そうしたら、きっと将来あたしは帰ったときのことを理想化して、ルイスのせいだと後悔するんじゃないだろうか。そんなのはいやだ。
「――ボルヴォーレ リーディ(笑ってください)」
あたしはこの世界でいろんな人に助けられてきた。水門を開けたことなんて霞んじゃうくらいに、たくさんのものももらった。その人たちと向こうの世界にいる人たちとを天秤にかけるなんてできない。
違う。最初から天秤に載せるものじゃないんだ。問題はあたしが――どんな未来を選びたいかということ。あたしが望む未来の理想図を、どちらのキャンパスの上で描きたいかということ、それだけだ。
『マキ、俺は――』
囁きくらいのアルの送心術が、頬に触れた指先から伝わる。
泣きそうな顔。感情は伝染するというから、あたしの気持ちがうつったのかもしれない。だけど、こんな悲しい顔をいつまでもさせたくはなかった。

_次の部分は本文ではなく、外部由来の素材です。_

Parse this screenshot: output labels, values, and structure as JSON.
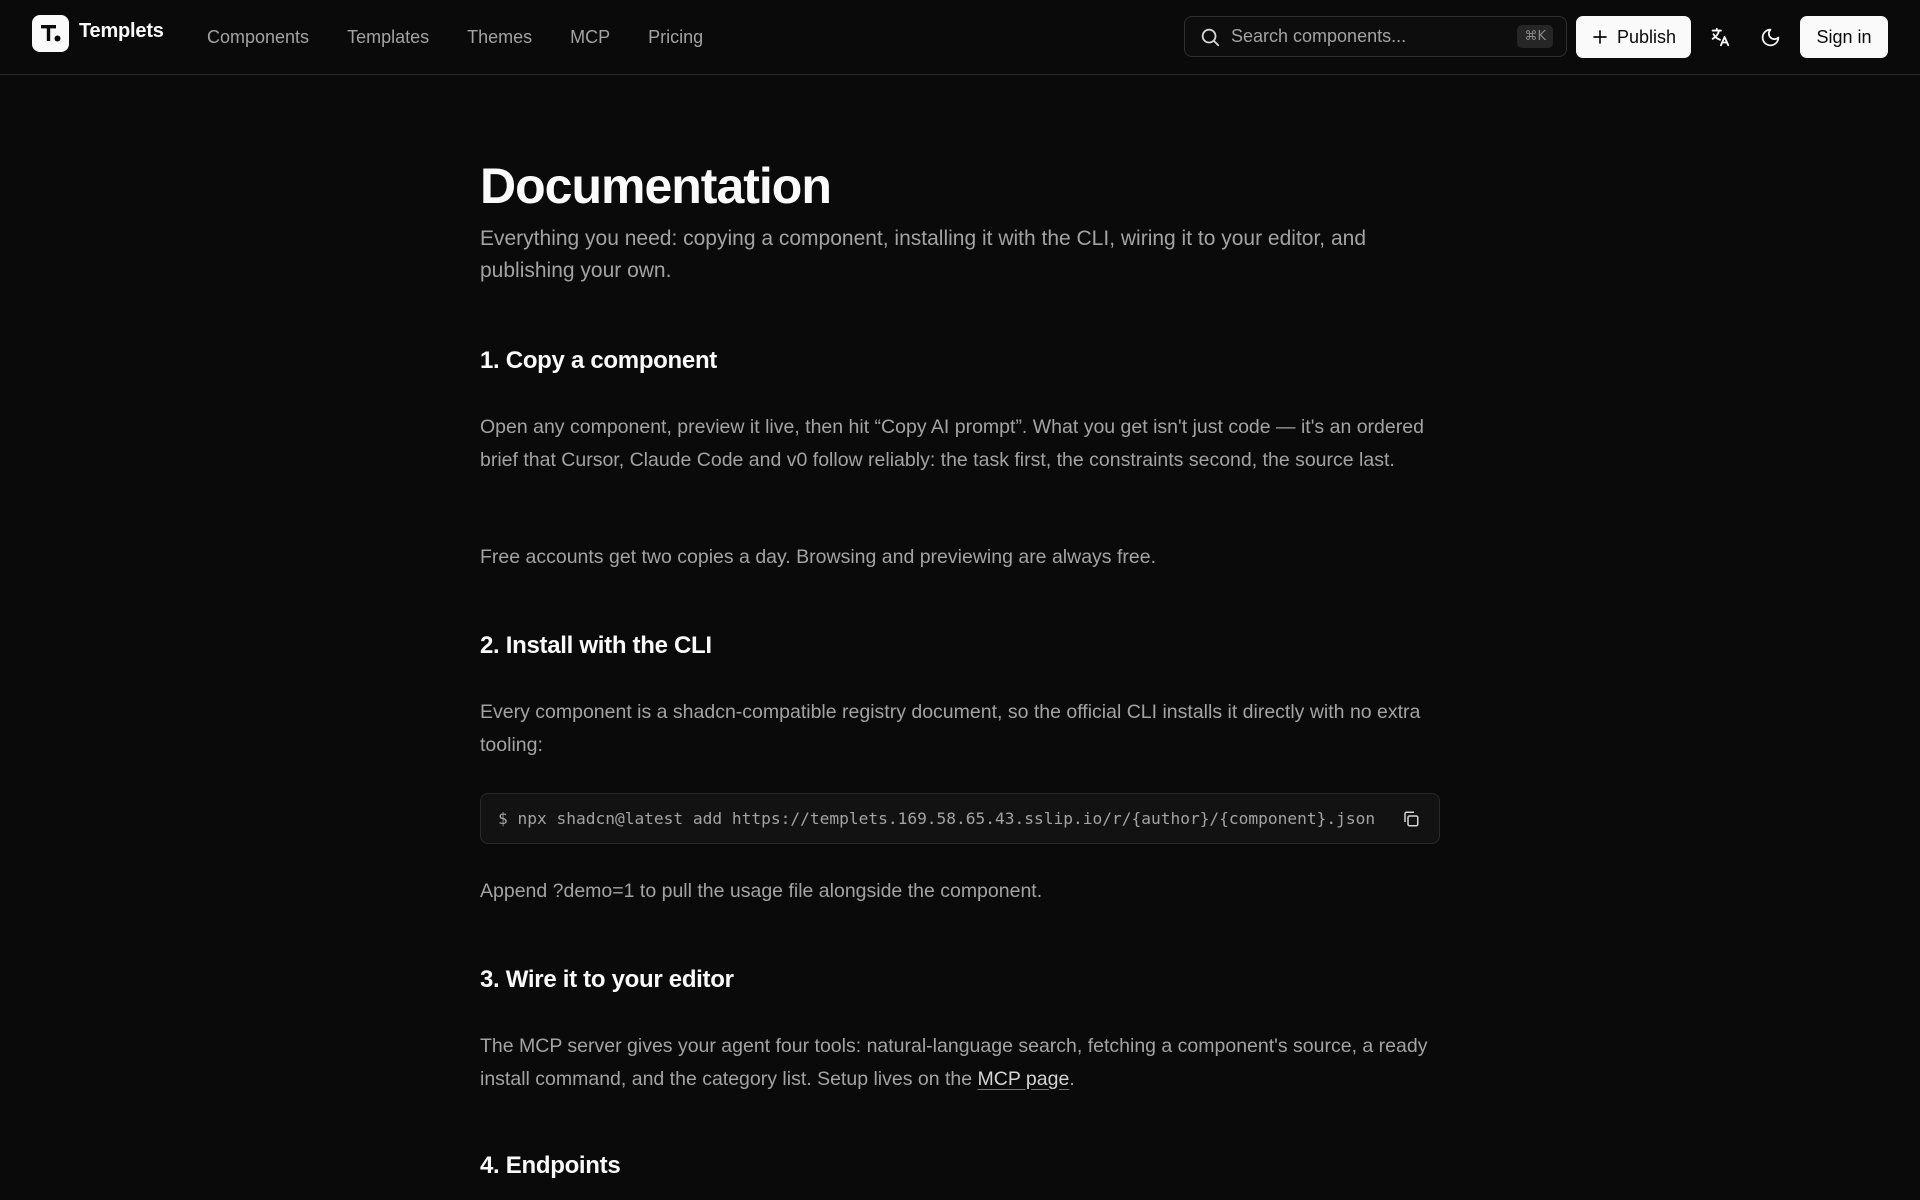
{
  "header": {
    "brand": "Templets",
    "nav": [
      "Components",
      "Templates",
      "Themes",
      "MCP",
      "Pricing"
    ],
    "search_placeholder": "Search components...",
    "search_shortcut": "⌘K",
    "publish_label": "Publish",
    "signin_label": "Sign in",
    "icons": {
      "search": "search-icon",
      "plus": "plus-icon",
      "translate": "translate-icon",
      "theme": "moon-icon",
      "copy": "copy-icon"
    }
  },
  "doc": {
    "title": "Documentation",
    "subtitle": "Everything you need: copying a component, installing it with the CLI, wiring it to your editor, and publishing your own.",
    "sections": [
      {
        "heading": "1. Copy a component",
        "paragraphs": [
          "Open any component, preview it live, then hit “Copy AI prompt”. What you get isn't just code — it's an ordered brief that Cursor, Claude Code and v0 follow reliably: the task first, the constraints second, the source last.",
          "Free accounts get two copies a day. Browsing and previewing are always free."
        ]
      },
      {
        "heading": "2. Install with the CLI",
        "paragraphs": [
          "Every component is a shadcn-compatible registry document, so the official CLI installs it directly with no extra tooling:",
          "Append ?demo=1 to pull the usage file alongside the component."
        ],
        "code": "$ npx shadcn@latest add https://templets.169.58.65.43.sslip.io/r/{author}/{component}.json"
      },
      {
        "heading": "3. Wire it to your editor",
        "paragraph_prefix": "The MCP server gives your agent four tools: natural-language search, fetching a component's source, a ready install command, and the category list. Setup lives on the ",
        "link_text": "MCP page",
        "paragraph_suffix": "."
      },
      {
        "heading": "4. Endpoints"
      }
    ]
  },
  "colors": {
    "background": "#0a0a0a",
    "text_primary": "#fafafa",
    "text_muted": "#a3a3a3",
    "border": "#262626"
  }
}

――あたしが決めないと、みんなが悲しいまま、なんだよね。
「ダンカス、アル(ありがとう、アル)。ミ ファルン(わたし 平気)」
彼の頬を指先で摘む。
「リーディ(笑って)。ミ アモス……ヴィーア(わたし みんな、大好き)」
そう告げれば、アルは十五才の少年の顔で微笑んだ。それを見て、あたしも少しだけ笑った。